Baca juga: Gibran Rakabuming Janjikan Kemenangan Pilkada 2020 di Kota Solo
Ujang juga menyayangkan sikap Jokowi yang dikabarkan menawarkan posisi strategis untuk Wakil Walikota Solo Achmad Purnomo sebagai kompensasi atas rekomendasi Gibran. Dia mengatakan, meskipun barter politik adalah hal lumrah, namun tak bagus dilakukan. Apalagi dilakukan kepala negara. Hal ini, kata Ujang, hanya makin membuat wajah politik saat ini makin tak karuan.
"Menggusur orang dengan kasar, lalu orang itu diberi kompensasi, ini bukan demokrasi yang terkonsolidasi dengan baik. Tapi oligarki dan dinasti politik yang menguat," tegasnya.

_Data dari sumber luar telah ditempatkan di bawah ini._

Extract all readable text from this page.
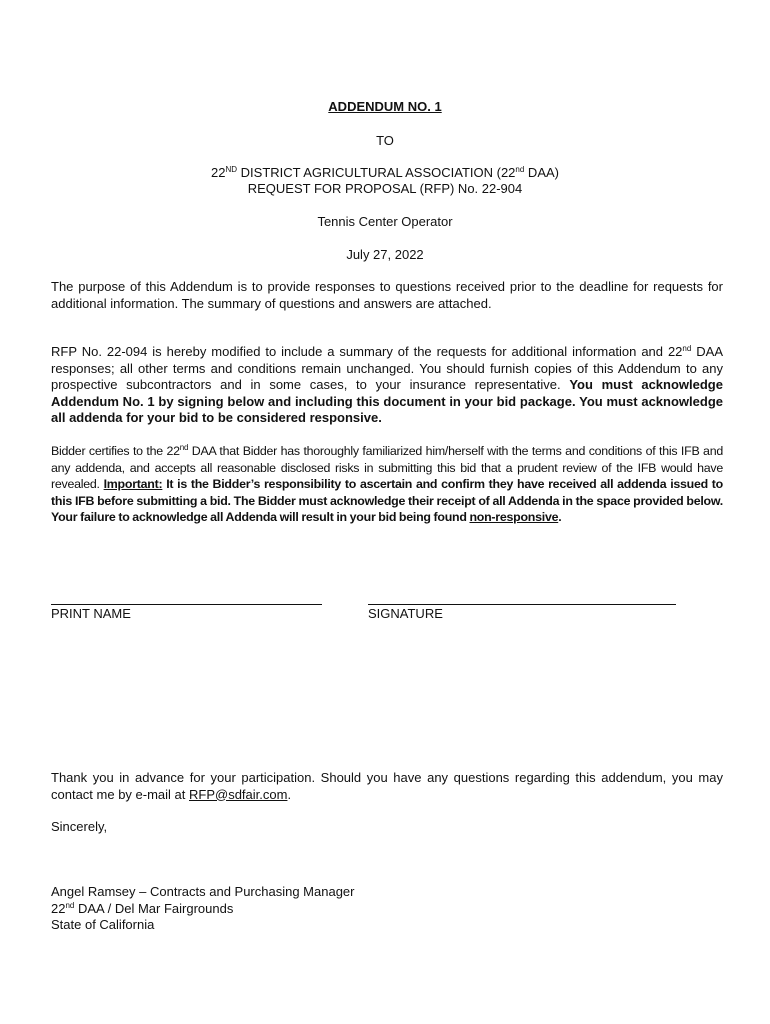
ADDENDUM NO. 1
TO
22ND DISTRICT AGRICULTURAL ASSOCIATION (22nd DAA)
REQUEST FOR PROPOSAL (RFP) No. 22-904
Tennis Center Operator
July 27, 2022
The purpose of this Addendum is to provide responses to questions received prior to the deadline for requests for additional information. The summary of questions and answers are attached.
RFP No. 22-094 is hereby modified to include a summary of the requests for additional information and 22nd DAA responses; all other terms and conditions remain unchanged. You should furnish copies of this Addendum to any prospective subcontractors and in some cases, to your insurance representative. You must acknowledge Addendum No. 1 by signing below and including this document in your bid package. You must acknowledge all addenda for your bid to be considered responsive.
Bidder certifies to the 22nd DAA that Bidder has thoroughly familiarized him/herself with the terms and conditions of this IFB and any addenda, and accepts all reasonable disclosed risks in submitting this bid that a prudent review of the IFB would have revealed. Important: It is the Bidder’s responsibility to ascertain and confirm they have received all addenda issued to this IFB before submitting a bid. The Bidder must acknowledge their receipt of all Addenda in the space provided below. Your failure to acknowledge all Addenda will result in your bid being found non-responsive.
PRINT NAME	SIGNATURE
Thank you in advance for your participation. Should you have any questions regarding this addendum, you may contact me by e-mail at RFP@sdfair.com.
Sincerely,
Angel Ramsey – Contracts and Purchasing Manager
22nd DAA / Del Mar Fairgrounds
State of California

Sebelumnya, nama Gibran dan Hanindhito masuk ke dalam rekomendasi pasangan calon kepala daerah yang diusung langsung PDIP. Gibran sendiri berhasil menggeser senior partai PDIP Achmad Purnomo di bursa nama calon Wali Kota Solo di Pilkada 2020. Sebagai gantinya, kata Purnomo, Jokowi sempat menawarkan jabatan strategis setelah tak mendapatkan rekomendasi dari Ketua Umum PDIP Megawati Soekarnoputri.